Police : un sale boulot implique de sales méthodes

08 Juillet 2020

Le 2 juillet, la Compagnie de sécurisation et d’intervention opérant en Seine-Saint-Denis (CSI 93),une unité de police forte de 148 hommes, a été dissoute sur ordre du préfet.

La police des polices a en effet découvert, après de nombreuses plaintes et des rumeurs concordantes suivies de plusieurs mois d’enquête que la CSI, ou au moins une partie de ses membres, avait les mêmes mœurs que les bandes qu’elle est censée combattre.

Quatre policiers sont inculpés de faux et usage de faux, violence en réunion, détention de stupéfiants, extorsion de fonds. Ils sont en fait accusés de racketter les dealers et de les tabasser le cas échéant, de monter de fausses affaires pour se livrer au chantage, d’avoir planqué de la drogue jusque dans les locaux de la police, etc.

Le même jour, à l’autre bout du pays, deux membres de la police des frontières comparaissaient devant le tribunal de Gap. Ils sont accusés d’avoir violenté et racketté des sans-papiers qui tentaient de gagner la France.
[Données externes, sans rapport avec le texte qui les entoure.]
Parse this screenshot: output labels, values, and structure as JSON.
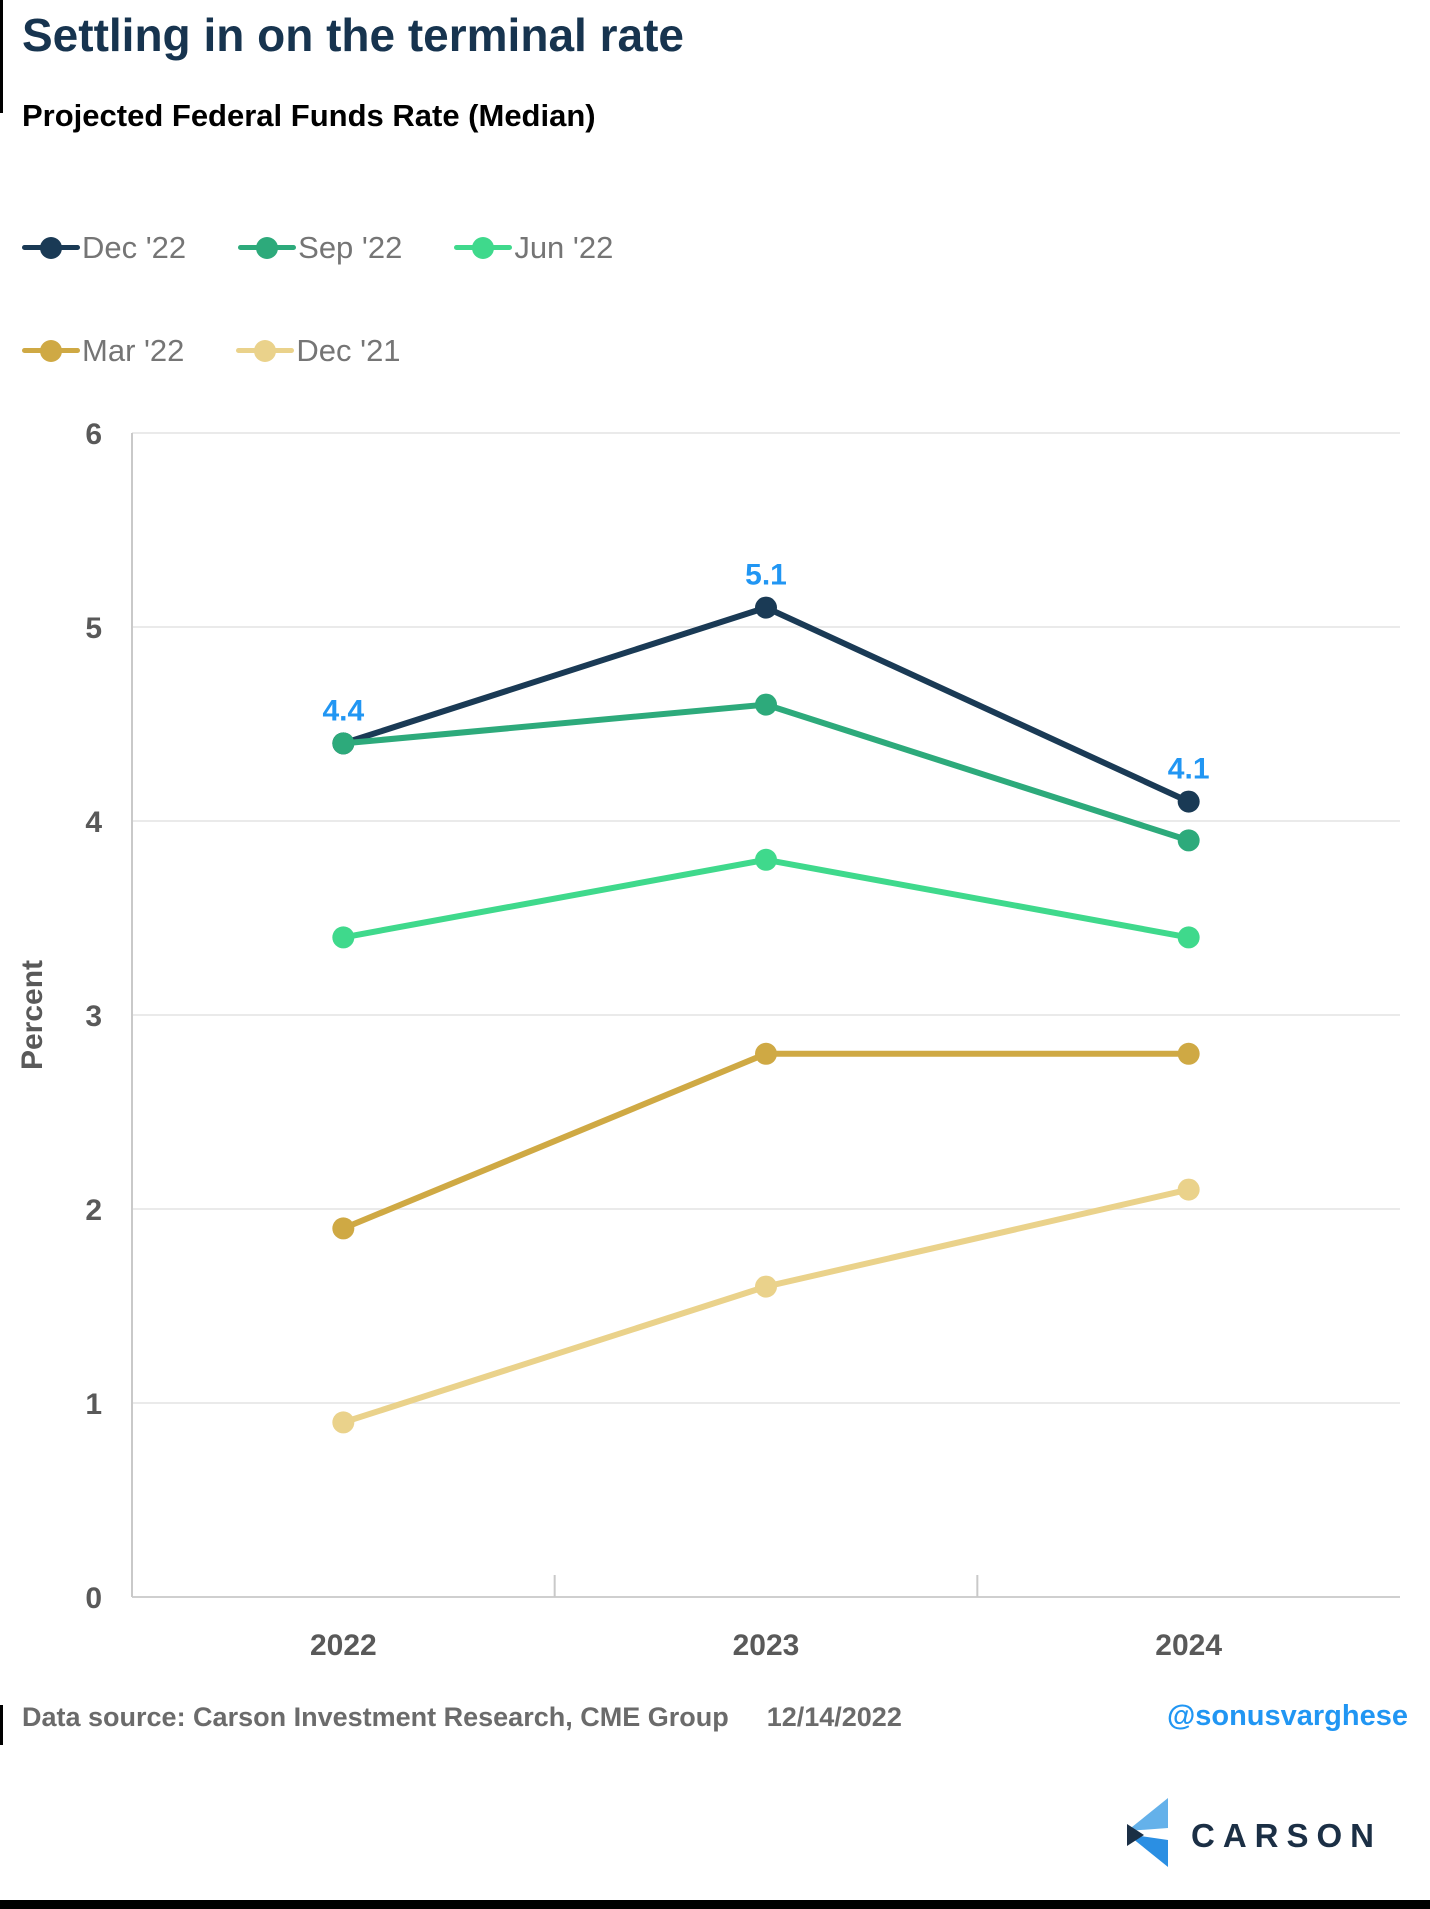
{
  "header": {
    "title": "Settling in on the terminal rate",
    "subtitle": "Projected Federal Funds Rate (Median)"
  },
  "footer": {
    "source": "Data source: Carson Investment Research, CME Group",
    "date": "12/14/2022",
    "handle": "@sonusvarghese"
  },
  "logo": {
    "text": "CARSON"
  },
  "colors": {
    "title_navy": "#17344f",
    "point_label_blue": "#2196f3",
    "gridline": "#e4e4e4",
    "axis_line": "#c9c9c9",
    "tick_text": "#595959",
    "legend_text": "#757575",
    "footer_text": "#6b6b6b",
    "logo_navy": "#1b2f45",
    "logo_blue": "#2b8fe3",
    "logo_light_blue": "#64b1ea"
  },
  "chart_data": {
    "type": "line",
    "title": "Projected Federal Funds Rate (Median)",
    "xlabel": "",
    "ylabel": "Percent",
    "categories": [
      "2022",
      "2023",
      "2024"
    ],
    "ylim": [
      0,
      6
    ],
    "yticks": [
      0,
      1,
      2,
      3,
      4,
      5,
      6
    ],
    "grid": true,
    "legend_position": "top-left, two rows",
    "series": [
      {
        "name": "Dec '22",
        "color": "#1a3a55",
        "values": [
          4.4,
          5.1,
          4.1
        ],
        "point_labels": [
          "4.4",
          "5.1",
          "4.1"
        ],
        "point_label_color": "#2196f3"
      },
      {
        "name": "Sep '22",
        "color": "#2daa7b",
        "values": [
          4.4,
          4.6,
          3.9
        ]
      },
      {
        "name": "Jun '22",
        "color": "#3fd98c",
        "values": [
          3.4,
          3.8,
          3.4
        ]
      },
      {
        "name": "Mar '22",
        "color": "#cfa944",
        "values": [
          1.9,
          2.8,
          2.8
        ]
      },
      {
        "name": "Dec '21",
        "color": "#ead28b",
        "values": [
          0.9,
          1.6,
          2.1
        ]
      }
    ]
  }
}
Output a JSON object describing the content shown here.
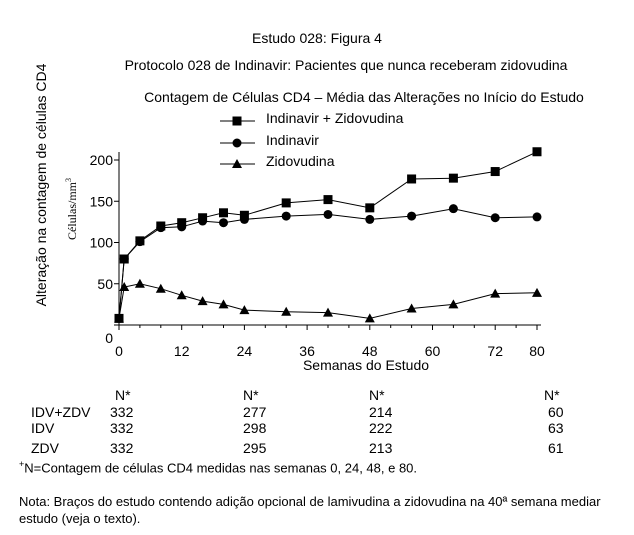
{
  "header": {
    "line1": "Estudo 028: Figura 4",
    "line2": "Protocolo 028 de Indinavir: Pacientes que nunca receberam zidovudina",
    "line3": "Contagem de Células CD4 – Média das Alterações no Início do Estudo"
  },
  "chart_data": {
    "type": "line",
    "xlabel": "Semanas do Estudo",
    "ylabel": "Alteração na contagem de células CD4",
    "yunit": "Células/mm",
    "yunit_sup": "3",
    "xlim": [
      0,
      80
    ],
    "ylim": [
      0,
      200
    ],
    "xticks": [
      0,
      12,
      24,
      36,
      48,
      60,
      72,
      80
    ],
    "yticks": [
      0,
      50,
      100,
      150,
      200
    ],
    "legend_position": "top-center",
    "series": [
      {
        "name": "Indinavir + Zidovudina",
        "marker": "square",
        "x": [
          0,
          1,
          4,
          8,
          12,
          16,
          20,
          24,
          32,
          40,
          48,
          56,
          64,
          72,
          80
        ],
        "y": [
          8,
          80,
          102,
          120,
          124,
          130,
          136,
          133,
          148,
          152,
          142,
          177,
          178,
          186,
          210
        ]
      },
      {
        "name": "Indinavir",
        "marker": "circle",
        "x": [
          0,
          1,
          4,
          8,
          12,
          16,
          20,
          24,
          32,
          40,
          48,
          56,
          64,
          72,
          80
        ],
        "y": [
          8,
          80,
          101,
          118,
          119,
          126,
          124,
          128,
          132,
          134,
          128,
          132,
          141,
          130,
          131
        ]
      },
      {
        "name": "Zidovudina",
        "marker": "triangle",
        "x": [
          0,
          1,
          4,
          8,
          12,
          16,
          20,
          24,
          32,
          40,
          48,
          56,
          64,
          72,
          80
        ],
        "y": [
          8,
          46,
          50,
          44,
          36,
          29,
          25,
          18,
          16,
          15,
          8,
          20,
          25,
          38,
          39
        ]
      }
    ]
  },
  "table": {
    "n_header": "N*",
    "rows": [
      {
        "label": "IDV+ZDV",
        "values": [
          "332",
          "277",
          "214",
          "60"
        ]
      },
      {
        "label": "IDV",
        "values": [
          "332",
          "298",
          "222",
          "63"
        ]
      },
      {
        "label": "ZDV",
        "values": [
          "332",
          "295",
          "213",
          "61"
        ]
      }
    ]
  },
  "footnote": {
    "mark": "+",
    "text": "N=Contagem de células CD4 medidas nas semanas 0, 24, 48, e 80."
  },
  "note": "Nota: Braços do estudo contendo adição opcional de lamivudina a zidovudina na 40ª semana mediar estudo (veja o texto)."
}
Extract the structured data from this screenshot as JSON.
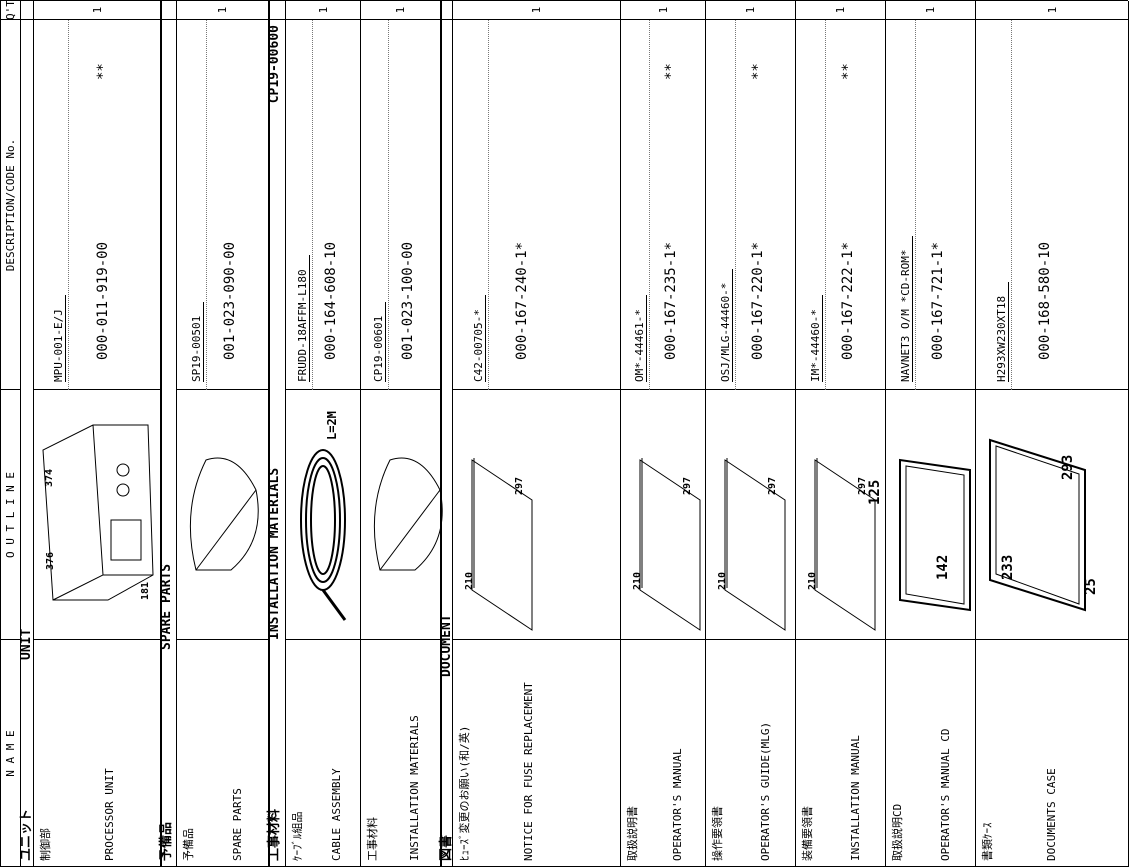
{
  "header": [
    "N A M E",
    "O U T L I N E",
    "DESCRIPTION/CODE No.",
    "Q'TY"
  ],
  "sections": [
    {
      "title_jp": "ユニット",
      "title_en": "UNIT",
      "items": [
        {
          "name_jp": "制御部",
          "name_en": "PROCESSOR UNIT",
          "type": "MPU-001-E/J",
          "code": "000-011-919-00",
          "mark": "**",
          "qty": "1",
          "dims": [
            "374",
            "376",
            "181"
          ]
        }
      ]
    },
    {
      "title_jp": "予備品",
      "title_en": "SPARE PARTS",
      "items": [
        {
          "name_jp": "予備品",
          "name_en": "SPARE PARTS",
          "type": "SP19-00501",
          "code": "001-023-090-00",
          "qty": "1"
        }
      ]
    },
    {
      "title_jp": "工事材料",
      "title_en": "INSTALLATION MATERIALS",
      "code": "CP19-00600",
      "items": [
        {
          "name_jp": "ｹｰﾌﾞﾙ組品",
          "name_en": "CABLE ASSEMBLY",
          "type": "FRUDD-18AFFM-L180",
          "code": "000-164-608-10",
          "qty": "1",
          "dims": [
            "L=2M"
          ]
        },
        {
          "name_jp": "工事材料",
          "name_en": "INSTALLATION MATERIALS",
          "type": "CP19-00601",
          "code": "001-023-100-00",
          "qty": "1"
        }
      ]
    },
    {
      "title_jp": "図書",
      "title_en": "DOCUMENT",
      "items": [
        {
          "name_jp": "ﾋｭｰｽﾞ変更のお願い(和/英)",
          "name_en": "NOTICE FOR FUSE REPLACEMENT",
          "type": "C42-00705-*",
          "code": "000-167-240-1*",
          "qty": "1",
          "dims": [
            "210",
            "297"
          ]
        },
        {
          "name_jp": "取扱説明書",
          "name_en": "OPERATOR'S MANUAL",
          "type": "OM*-44461-*",
          "code": "000-167-235-1*",
          "mark": "**",
          "qty": "1",
          "dims": [
            "210",
            "297"
          ]
        },
        {
          "name_jp": "操作要領書",
          "name_en": "OPERATOR'S GUIDE(MLG)",
          "type": "OSJ/MLG-44460-*",
          "code": "000-167-220-1*",
          "mark": "**",
          "qty": "1",
          "dims": [
            "210",
            "297"
          ]
        },
        {
          "name_jp": "装備要領書",
          "name_en": "INSTALLATION MANUAL",
          "type": "IM*-44460-*",
          "code": "000-167-222-1*",
          "mark": "**",
          "qty": "1",
          "dims": [
            "210",
            "297"
          ]
        },
        {
          "name_jp": "取扱説明CD",
          "name_en": "OPERATOR'S MANUAL CD",
          "type": "NAVNET3 O/M *CD-ROM*",
          "code": "000-167-721-1*",
          "qty": "1",
          "dims": [
            "142",
            "125"
          ]
        },
        {
          "name_jp": "書類ｹｰｽ",
          "name_en": "DOCUMENTS CASE",
          "type": "H293XW230XT18",
          "code": "000-168-580-10",
          "qty": "1",
          "dims": [
            "233",
            "293",
            "25"
          ]
        }
      ]
    }
  ]
}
Ces méfaits s’ajoutent à la longue liste des violences policières contre les manifestants, des brutalités conduisant régulièrement au décès des personnes arrêtées, du racisme et de la haine des pauvres étalés en toute occasion. Devant une telle accumulation et, surtout, devant les protestations d’une partie de l’opinion publique et devant les témoignages irréfutables désormais filmés par des téléphones ou des caméras de surveillance, l’État fait donc quelques exemples.

On peut parier qu’ils resteront isolés. Comme l’a dit crûment un commissaire de police et responsable syndical, en période de troubles sociaux le gouvernement aura besoin de sa police, il doit donc la ménager.

En vertu de quoi le nouveau Premier ministre a tenu à consacrer sa première visite aux policiers pour les assurer de sa « reconnaissance et de son soutien sans faille ».